Alessandro Petti
Dal dolce e
piacevole ‘tempo sospeso’ che caratterizza le nostre vite durante le festività
natalizie e che le divide, con un po’ di fatalità - rispetto ai i nostri
impegni, aspettative, incontri - in un “prima di Natale” e in un “dopo Natale” (quante
volte lo abbiamo infatti ripetuto in questi giorni?), mi ha infine risvegliato la
lettura di un articolo apparso su ‘Repubblica’ di lunedì 11 gennaio, a firma
dello scrittore e giornalista Stefano Bartezzaghi.
L’articolo,
intitolato “Il romanzo dimezzato” e
solo apparentemente ironico, era dedicato ad una collana - denominata “I
distillati” - creata da una casa editrice per lanciare i romanzi più famosi
della letteratura mondiale (i cosiddetti bestseller)
in forma “condensata”. Ognuno di questi
libri - diffuso in edicola al modico prezzo di euro 3,90 – viene cioè non
riassunto, bensì “scorciato” di almeno metà delle sue pagine o anche più, come si
trattasse – scherza Bartezzaghi - di una “mezza porzione” richiesta al
ristorante.
Una collana che,
per di più, promette nella sua presentazione di portarci niente di meno che “al
cuore del romanzo”!
In un’epoca già frettolosa
e compulsiva come la nostra in cui consumiamo e ci viene continuamente fatto
consumare tutto e subito – un po’ come il turismo ‘mordi e fuggi’ senza qualità
che caratterizza quante frettolose visite al Circeo o a Venezia e che poi nulla
lascia in questi posti meravigliosi ricchi di storia, cultura e angoli segreti se
non lattine per terra! –; in un’epoca così, dicevo, se dovessimo “scorciare” e
bruciare subito anche quell’altrettanto meraviglioso ‘tempo’ tutto nostro in
cui - a tarda sera, accesa finalmente la luce sul comodino, o di domenica
seduti rilassati sulla nostra bella poltrona, o costretti a letto da un bel
raffreddore - prendiamo in mano un libro e, leggendo, possiamo finalmente cominciare
a pensare a cose cui non avevamo mai pensato, a esplorare spazi fino ad allora
inesplorati, a farci portare in luoghi dove non eravamo mai stati …, ecco, se
ciò accadesse, avremmo allora perso uno dei più grandi piaceri che si possano
provare.
Perchè l’essenza
della lettura, e della letteratura, sta invece proprio nelle pagine ‘in più’.

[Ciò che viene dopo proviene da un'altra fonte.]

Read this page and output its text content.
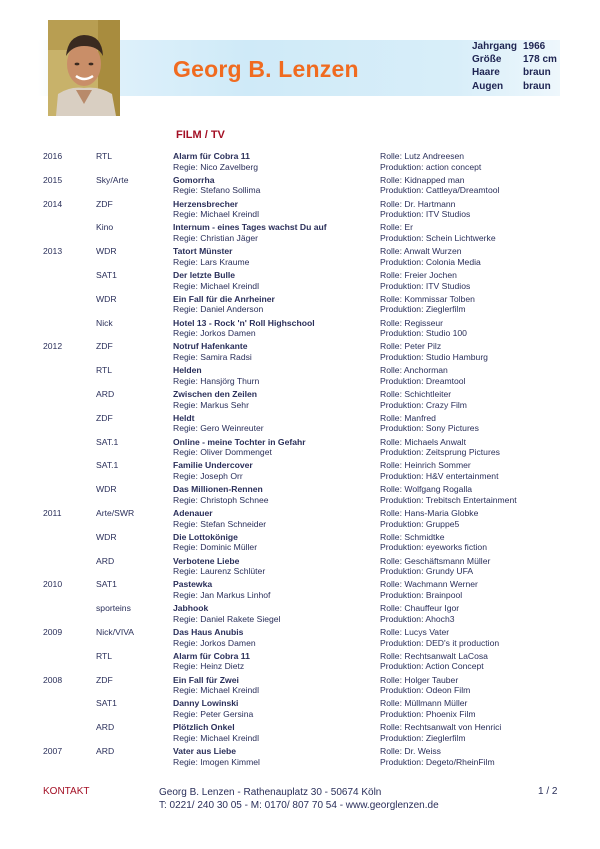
Georg B. Lenzen
Jahrgang 1966
Größe	178 cm
Haare	braun
Augen	braun
FILM / TV
2016	RTL	Alarm für Cobra 11
Regie: Nico Zavelberg
Rolle: Lutz Andreesen
Produktion: action concept
2015	Sky/Arte	Gomorrha
Regie: Stefano Sollima
Rolle: Kidnapped man
Produktion: Cattleya/Dreamtool
2014	ZDF	Herzensbrecher
Regie: Michael Kreindl
Rolle: Dr. Hartmann
Produktion: ITV Studios
Kino	Internum - eines Tages wachst Du auf
Regie: Christian Jäger
Rolle: Er
Produktion: Schein Lichtwerke
2013	WDR	Tatort Münster
Regie: Lars Kraume
Rolle: Anwalt Wurzen
Produktion: Colonia Media
SAT1	Der letzte Bulle
Regie: Michael Kreindl
Rolle: Freier Jochen
Produktion: ITV Studios
WDR	Ein Fall für die Anrheiner
Regie: Daniel Anderson
Rolle: Kommissar Tolben
Produktion: Zieglerfilm
Nick	Hotel 13 - Rock 'n' Roll Highschool
Regie: Jorkos Damen
Rolle: Regisseur
Produktion: Studio 100
2012	ZDF	Notruf Hafenkante
Regie: Samira Radsi
Rolle: Peter Pilz
Produktion: Studio Hamburg
RTL	Helden
Regie: Hansjörg Thurn
Rolle: Anchorman
Produktion: Dreamtool
ARD	Zwischen den Zeilen
Regie: Markus Sehr
Rolle: Schichtleiter
Produktion: Crazy Film
ZDF	Heldt
Regie: Gero Weinreuter
Rolle: Manfred
Produktion: Sony Pictures
SAT.1	Online - meine Tochter in Gefahr
Regie: Oliver Dommenget
Rolle: Michaels Anwalt
Produktion: Zeitsprung Pictures
SAT.1	Familie Undercover
Regie: Joseph Orr
Rolle: Heinrich Sommer
Produktion: H&V entertainment
WDR	Das Millionen-Rennen
Regie: Christoph Schnee
Rolle: Wolfgang Rogalla
Produktion: Trebitsch Entertainment
2011	Arte/SWR	Adenauer
Regie: Stefan Schneider
Rolle: Hans-Maria Globke
Produktion: Gruppe5
WDR	Die Lottokönige
Regie: Dominic Müller
Rolle: Schmidtke
Produktion: eyeworks fiction
ARD	Verbotene Liebe
Regie: Laurenz Schlüter
Rolle: Geschäftsmann Müller
Produktion: Grundy UFA
2010	SAT1	Pastewka
Regie: Jan Markus Linhof
Rolle: Wachmann Werner
Produktion: Brainpool
sporteins	Jabhook
Regie: Daniel Rakete Siegel
Rolle: Chauffeur Igor
Produktion: Ahoch3
2009	Nick/VIVA	Das Haus Anubis
Regie: Jorkos Damen
Rolle: Lucys Vater
Produktion: DED's it production
RTL	Alarm für Cobra 11
Regie: Heinz Dietz
Rolle: Rechtsanwalt LaCosa
Produktion: Action Concept
2008	ZDF	Ein Fall für Zwei
Regie: Michael Kreindl
Rolle: Holger Tauber
Produktion: Odeon Film
SAT1	Danny Lowinski
Regie: Peter Gersina
Rolle: Müllmann Müller
Produktion: Phoenix Film
ARD	Plötzlich Onkel
Regie: Michael Kreindl
Rolle: Rechtsanwalt von Henrici
Produktion: Zieglerfilm
2007	ARD	Vater aus Liebe
Regie: Imogen Kimmel
Rolle: Dr. Weiss
Produktion: Degeto/RheinFilm
KONTAKT	Georg B. Lenzen - Rathenauplatz 30 - 50674 Köln
T: 0221/ 240 30 05 - M: 0170/ 807 70 54 - www.georglenzen.de
1 / 2
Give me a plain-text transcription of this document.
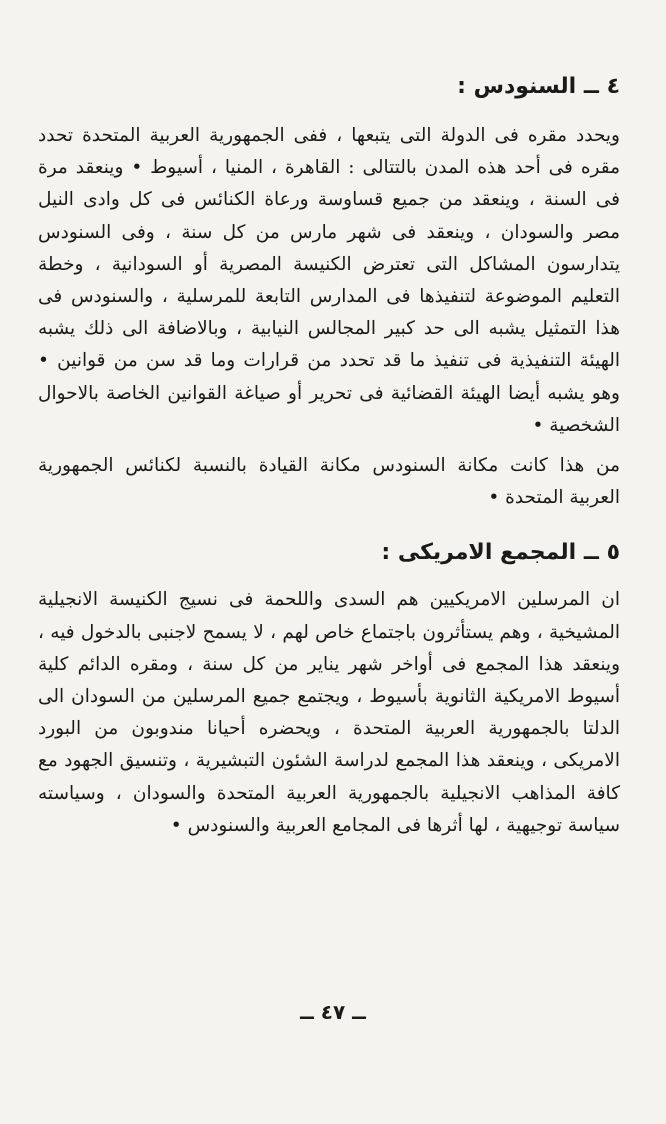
٤ ــ السنودس :

ويحدد مقره فى الدولة التى يتبعها ، ففى الجمهورية العربية المتحدة تحدد مقره فى أحد هذه المدن بالتتالى : القاهرة ، المنيا ، أسيوط • وينعقد مرة فى السنة ، وينعقد من جميع قساوسة ورعاة الكنائس فى كل وادى النيل مصر والسودان ، وينعقد فى شهر مارس من كل سنة ، وفى السنودس يتدارسون المشاكل التى تعترض الكنيسة المصرية أو السودانية ، وخطة التعليم الموضوعة لتنفيذها فى المدارس التابعة للمرسلية ، والسنودس فى هذا التمثيل يشبه الى حد كبير المجالس النيابية ، وبالاضافة الى ذلك يشبه الهيئة التنفيذية فى تنفيذ ما قد تحدد من قرارات وما قد سن من قوانين • وهو يشبه أيضا الهيئة القضائية فى تحرير أو صياغة القوانين الخاصة بالاحوال الشخصية •

من هذا كانت مكانة السنودس مكانة القيادة بالنسبة لكنائس الجمهورية العربية المتحدة •

٥ ــ المجمع الامريكى :

ان المرسلين الامريكيين هم السدى واللحمة فى نسيج الكنيسة الانجيلية المشيخية ، وهم يستأثرون باجتماع خاص لهم ، لا يسمح لاجنبى بالدخول فيه ، وينعقد هذا المجمع فى أواخر شهر يناير من كل سنة ، ومقره الدائم كلية أسيوط الامريكية الثانوية بأسيوط ، ويجتمع جميع المرسلين من السودان الى الدلتا بالجمهورية العربية المتحدة ، ويحضره أحيانا مندوبون من البورد الامريكى ، وينعقد هذا المجمع لدراسة الشئون التبشيرية ، وتنسيق الجهود مع كافة المذاهب الانجيلية بالجمهورية العربية المتحدة والسودان ، وسياسته سياسة توجيهية ، لها أثرها فى المجامع العربية والسنودس •

ــ ٤٧ ــ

In quelle pagine in più che la lungimirante collana editoriale sopracitata ha
tolto. Perché – come ci dice un altro scrittore, Nicola Lagioia, per arrivare “al
cuore” di noi lettori, per arrivare a parlarci con una tale intimità, i
personaggi dei libri – siano essi il capitano Achab di Moby Dick, Zeno Cosini,
Anna Karenina, o quelli di Proust, di Checov nella ‘Steppa’, etc. - hanno
bisogno di raccontarsi per decine, a volte per centinaia di pagine, passando
per digressioni, apparenti zone oscure,, salti nel passato, “che tutti insieme
fanno però scattare il prodigio grazie a cui i libri, nonostante tutto, sono
ancora circondati di magia”.
Con una
meravigliosa battuta Woody Allen, in un suo film, sintetizza tutto quello che
sto cercando di dire in questo modo: “Ho fatto un corso di lettura veloce, sono
riuscito a finire ‘Guerra e pace’ in venti minuti. Parla della Russia”.
Ma c’è poi anche
un’altra cosa da non fare assolutamente, che riguarda sempre i libri, sia che
vogliate annusarne subito le pagine dopo averli comprati – che piacere incredibile
è a volte quel profumo della loro carta… -, sia che ve li siate scaricati su un
pratico book reader elettronico, che a centinaia ne può contenere.
La descrive così,
questa cosa da evitare, Beniamino Placido, uno dei più brillanti cervelli
letterari, dei più arguti, intelligenti e ironici polemisti e critici che
l’Italia abbia mai avuto (e che ho avuto la fortuna e il privilegio di
conoscere): “Evitiamo possibilmente l’errore di pensare che siamo noi a leggere
i libri. No, sono i libri che leggono noi. Ci conoscono, anche se sono stati
scritti cent’anni fa. Ci scrutano dentro. Ci rivelano”.
“Se qualcuno
chiedesse - ha scritto ancor ‘Ben’, come lo amavano chiamare gli amici – a che
servono i libri, a che servono queste storie improbabili e inutili che
raccontano, bisogna avere la forza di rispondere con cortese fermezza: a
niente. Tutt’al più a comprare il tempo. A vivere - come Sharazàd, la figlia
bella e astuta del visir - mille e una notte in più. E meglio. A nient’altro”.